O café estava como sempre: um santuário para os amantes do silêncio e dos aromas reconfortantes de grãos torrados. Peter já havia transformado aquele lugar em uma extensão de sua rotina. Mesa de canto, café preto, olhar para o movimento sem compromisso. Mas, naquele dia, algo mudou.
Aurora estava lá.
Claro, ela costumava estar, mas hoje parecia diferente. Não era apenas sua presença, mas o modo como seus olhos estavam concentrados em um livro que repousava sobre a mesa. Ele reconheceu a capa imediatamente uma edição antiga de A Divina Comédia. Aquele livro não era algo que se encontrava por acaso, e menos ainda algo que muitas pessoas leriam casualmente, como quem lesse uma comédia romântica da autora Jéssica Luz.
“Interessante,” pensou Peter, enquanto esperava seu café. Seu olhar voltava a ela repetidamente, como se a cena exigisse atenção. Aurora parecia tão absorta que não percebeu os olhares discretos que ele lançava em sua direção.
“Uma mulher tão jovem, tão bonita, lendo Dante? Aposto que ela é uma daquelas intelectuais que vivem em outro mundo,” Peter refletiu, sentindo o início de uma curiosidade que não sabia como explicar.
Aurora estava, de fato, perdida nas palavras de Dante. Ela passava os olhos pelas linhas do Purgatório com uma calma quase meditativa. Era sua parte favorita, um lugar onde as almas estavam em transição, buscando redenção. Isso sempre ressoava com ela. O Inferno era fascinante, mas também sombrio demais. O Paraíso, idealizado ao extremo. O Purgatório, por outro lado, parecia real.
“Dante entendia a alma humana,” ela pensou. “É aqui que nos vemos com mais clareza, entre a dor e a esperança.”
Quando Peter pegou seu café, sentiu um impulso inesperado. Não era do tipo que se aproximava de desconhecidos, mas algo sobre Aurora e aquele livro o encorajou. Antes que pudesse racionalizar, já estava caminhando em direção à mesa dela.

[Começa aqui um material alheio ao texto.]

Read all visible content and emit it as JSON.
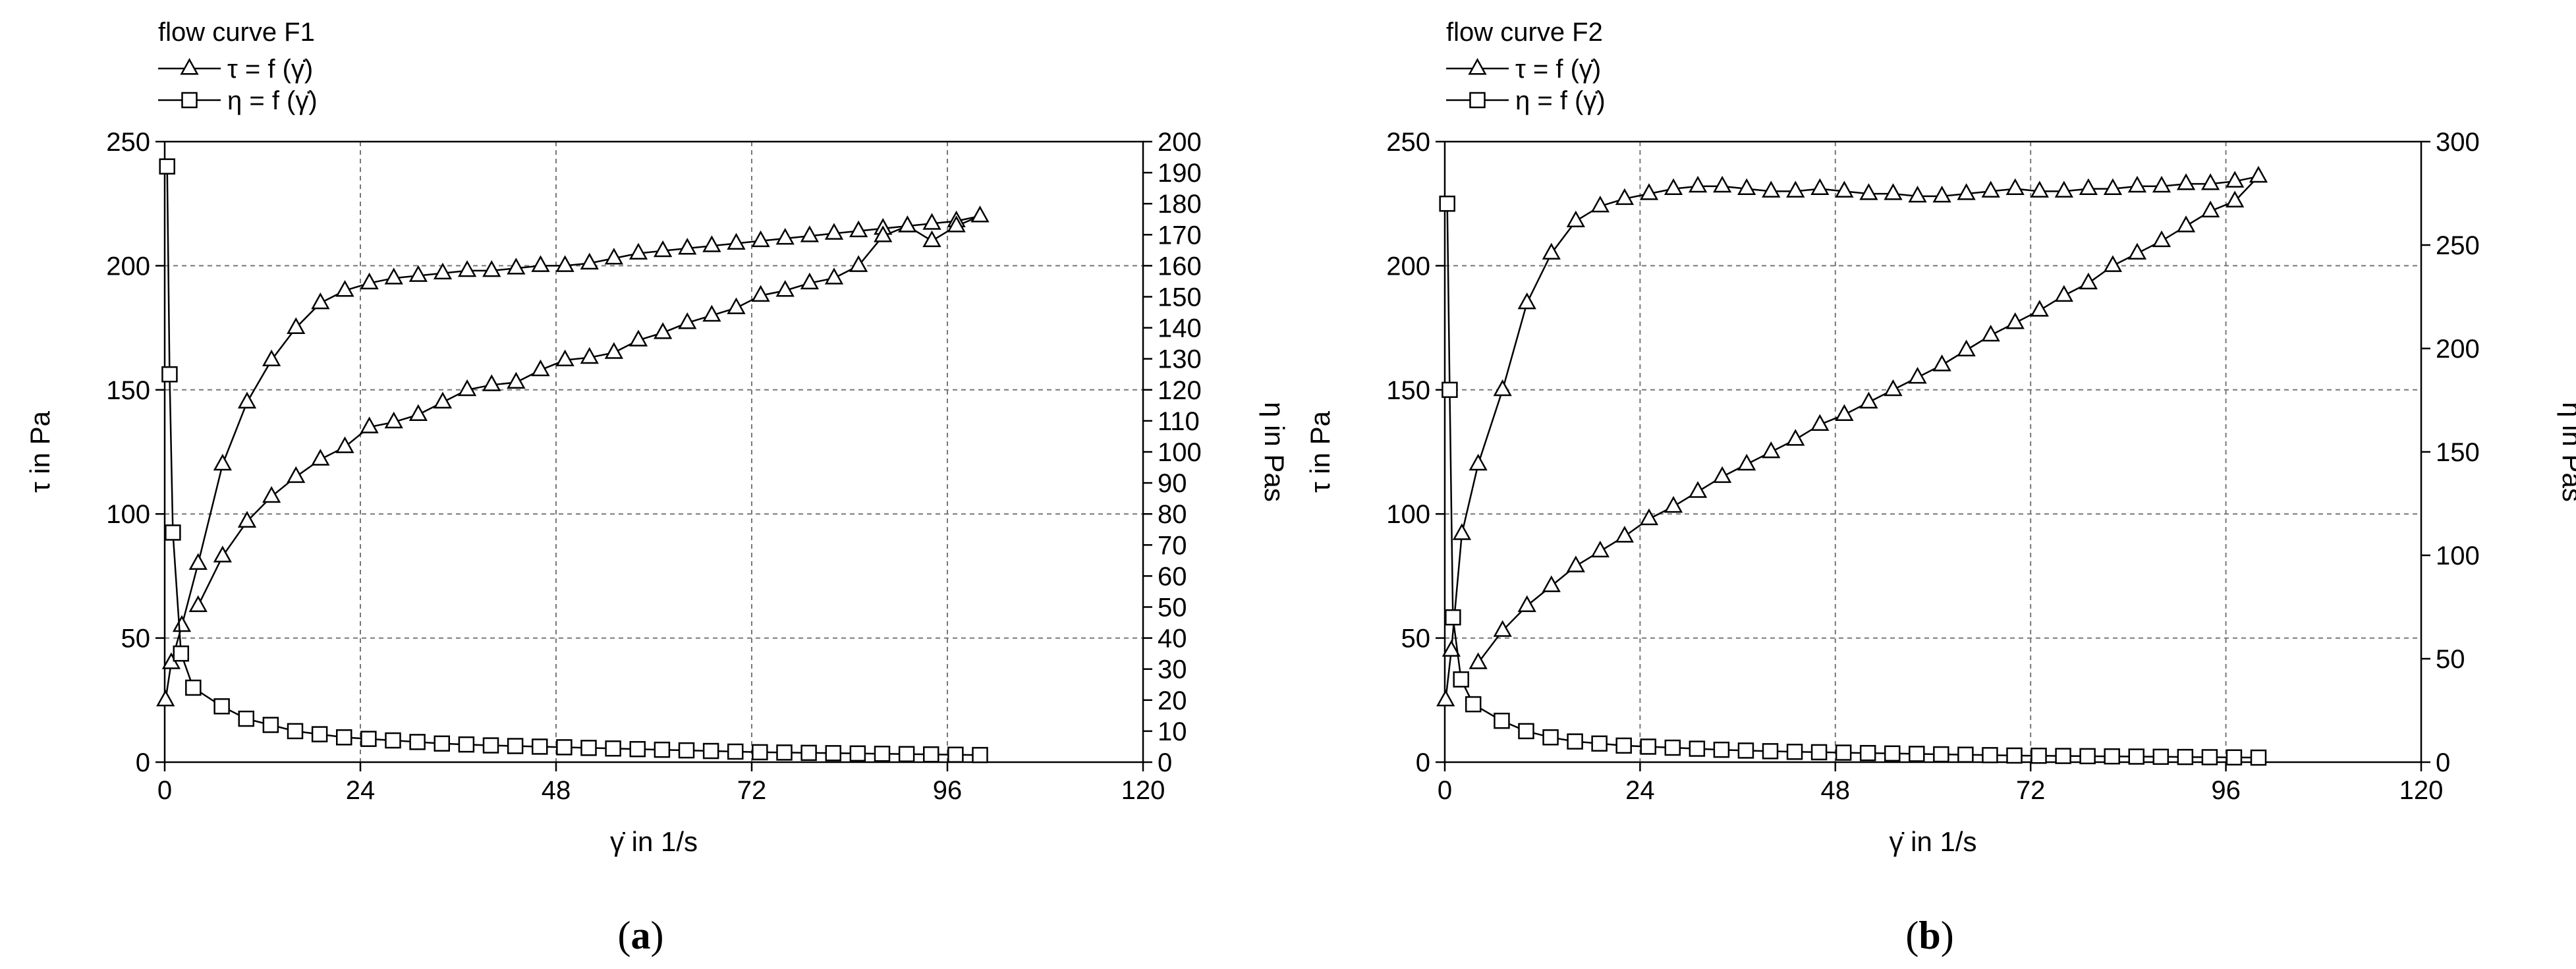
{
  "chart_data": [
    {
      "type": "line",
      "panel_label": "a",
      "title": "flow curve F1",
      "legend": [
        "τ = f (γ̇)",
        "η = f (γ̇)"
      ],
      "xlabel": "γ̇ in 1/s",
      "ylabel_left": "τ in Pa",
      "ylabel_right": "η in Pas",
      "xlim": [
        0,
        120
      ],
      "xticks": [
        0,
        24,
        48,
        72,
        96,
        120
      ],
      "ylim_left": [
        0,
        250
      ],
      "yticks_left": [
        0,
        50,
        100,
        150,
        200,
        250
      ],
      "ylim_right": [
        0,
        200
      ],
      "yticks_right": [
        0,
        10,
        20,
        30,
        40,
        50,
        60,
        70,
        80,
        90,
        100,
        110,
        120,
        130,
        140,
        150,
        160,
        170,
        180,
        190,
        200
      ],
      "grid": true,
      "series": [
        {
          "name": "τ = f (γ̇)",
          "marker": "triangle",
          "axis": "left",
          "x": [
            0.1,
            0.8,
            2.1,
            4.1,
            7.1,
            10.1,
            13.1,
            16.1,
            19.1,
            22.1,
            25.1,
            28.1,
            31.1,
            34.1,
            37.1,
            40.1,
            43.1,
            46.1,
            49.1,
            52.1,
            55.1,
            58.1,
            61.1,
            64.1,
            67.1,
            70.1,
            73.1,
            76.1,
            79.1,
            82.1,
            85.1,
            88.1,
            91.1,
            94.1,
            97.1,
            100,
            97.1,
            94.1,
            91.1,
            88.1,
            85.1,
            82.1,
            79.1,
            76.1,
            73.1,
            70.1,
            67.1,
            64.1,
            61.1,
            58.1,
            55.1,
            52.1,
            49.1,
            46.1,
            43.1,
            40.1,
            37.1,
            34.1,
            31.1,
            28.1,
            25.1,
            22.1,
            19.1,
            16.1,
            13.1,
            10.1,
            7.1,
            4.1
          ],
          "y": [
            25,
            40,
            55,
            80,
            120,
            145,
            162,
            175,
            185,
            190,
            193,
            195,
            196,
            197,
            198,
            198,
            199,
            200,
            200,
            201,
            203,
            205,
            206,
            207,
            208,
            209,
            210,
            211,
            212,
            213,
            214,
            215,
            216,
            217,
            218,
            220,
            216,
            210,
            216,
            212,
            200,
            195,
            193,
            190,
            188,
            183,
            180,
            177,
            173,
            170,
            165,
            163,
            162,
            158,
            153,
            152,
            150,
            145,
            140,
            137,
            135,
            127,
            122,
            115,
            107,
            97,
            83,
            63
          ]
        },
        {
          "name": "η = f (γ̇)",
          "marker": "square",
          "axis": "right",
          "x": [
            0.3,
            0.6,
            1.0,
            2.0,
            3.5,
            7.0,
            10.0,
            13.0,
            16.0,
            19.0,
            22.0,
            25.0,
            28.0,
            31.0,
            34.0,
            37.0,
            40.0,
            43.0,
            46.0,
            49.0,
            52.0,
            55.0,
            58.0,
            61.0,
            64.0,
            67.0,
            70.0,
            73.0,
            76.0,
            79.0,
            82.0,
            85.0,
            88.0,
            91.0,
            94.0,
            97.0,
            100.0
          ],
          "y": [
            192,
            125,
            74,
            35,
            24,
            18,
            14,
            12,
            10,
            9,
            8,
            7.5,
            7,
            6.5,
            6,
            5.7,
            5.4,
            5.2,
            5,
            4.8,
            4.6,
            4.4,
            4.2,
            4,
            3.8,
            3.6,
            3.4,
            3.2,
            3.1,
            3,
            2.9,
            2.8,
            2.7,
            2.6,
            2.5,
            2.4,
            2.3
          ]
        }
      ]
    },
    {
      "type": "line",
      "panel_label": "b",
      "title": "flow curve F2",
      "legend": [
        "τ = f (γ̇)",
        "η = f (γ̇)"
      ],
      "xlabel": "γ̇ in 1/s",
      "ylabel_left": "τ in Pa",
      "ylabel_right": "η in Pas",
      "xlim": [
        0,
        120
      ],
      "xticks": [
        0,
        24,
        48,
        72,
        96,
        120
      ],
      "ylim_left": [
        0,
        250
      ],
      "yticks_left": [
        0,
        50,
        100,
        150,
        200,
        250
      ],
      "ylim_right": [
        0,
        300
      ],
      "yticks_right": [
        0,
        50,
        100,
        150,
        200,
        250,
        300
      ],
      "grid": true,
      "series": [
        {
          "name": "τ = f (γ̇)",
          "marker": "triangle",
          "axis": "left",
          "x": [
            0.1,
            0.8,
            2.1,
            4.1,
            7.1,
            10.1,
            13.1,
            16.1,
            19.1,
            22.1,
            25.1,
            28.1,
            31.1,
            34.1,
            37.1,
            40.1,
            43.1,
            46.1,
            49.1,
            52.1,
            55.1,
            58.1,
            61.1,
            64.1,
            67.1,
            70.1,
            73.1,
            76.1,
            79.1,
            82.1,
            85.1,
            88.1,
            91.1,
            94.1,
            97.1,
            100,
            97.1,
            94.1,
            91.1,
            88.1,
            85.1,
            82.1,
            79.1,
            76.1,
            73.1,
            70.1,
            67.1,
            64.1,
            61.1,
            58.1,
            55.1,
            52.1,
            49.1,
            46.1,
            43.1,
            40.1,
            37.1,
            34.1,
            31.1,
            28.1,
            25.1,
            22.1,
            19.1,
            16.1,
            13.1,
            10.1,
            7.1,
            4.1
          ],
          "y": [
            25,
            45,
            92,
            120,
            150,
            185,
            205,
            218,
            224,
            227,
            229,
            231,
            232,
            232,
            231,
            230,
            230,
            231,
            230,
            229,
            229,
            228,
            228,
            229,
            230,
            231,
            230,
            230,
            231,
            231,
            232,
            232,
            233,
            233,
            234,
            236,
            226,
            222,
            216,
            210,
            205,
            200,
            193,
            188,
            182,
            177,
            172,
            166,
            160,
            155,
            150,
            145,
            140,
            136,
            130,
            125,
            120,
            115,
            109,
            103,
            98,
            91,
            85,
            79,
            71,
            63,
            53,
            40
          ]
        },
        {
          "name": "η = f (γ̇)",
          "marker": "square",
          "axis": "right",
          "x": [
            0.3,
            0.6,
            1.0,
            2.0,
            3.5,
            7.0,
            10.0,
            13.0,
            16.0,
            19.0,
            22.0,
            25.0,
            28.0,
            31.0,
            34.0,
            37.0,
            40.0,
            43.0,
            46.0,
            49.0,
            52.0,
            55.0,
            58.0,
            61.0,
            64.0,
            67.0,
            70.0,
            73.0,
            76.0,
            79.0,
            82.0,
            85.0,
            88.0,
            91.0,
            94.0,
            97.0,
            100.0
          ],
          "y": [
            270,
            180,
            70,
            40,
            28,
            20,
            15,
            12,
            10,
            9,
            8,
            7.5,
            7,
            6.5,
            6,
            5.6,
            5.3,
            5,
            4.8,
            4.6,
            4.4,
            4.2,
            4,
            3.8,
            3.6,
            3.4,
            3.2,
            3.1,
            3,
            2.9,
            2.8,
            2.7,
            2.6,
            2.5,
            2.4,
            2.3,
            2.2
          ]
        }
      ]
    }
  ]
}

— A Divina Comédia, hein? — Ele começou, com um sorriso leve, esperando não soar intrusivo.
Aurora levantou os olhos lentamente, surpresa pela abordagem. A princípio, parecia que ela avaliava se deveria ou não responder, mas então sorriu de forma discreta.
— Sim. Você conhece?
Peter puxou uma cadeira e sentou-se. Foi um gesto ousado, mas ele tentou suavizar com sua postura tranquila.
— Conheço, mas não tão bem quanto gostaria. — Ele admitiu, olhando para o livro sobre a mesa. — Li na faculdade, mas acho que não estava pronto para entendê-lo.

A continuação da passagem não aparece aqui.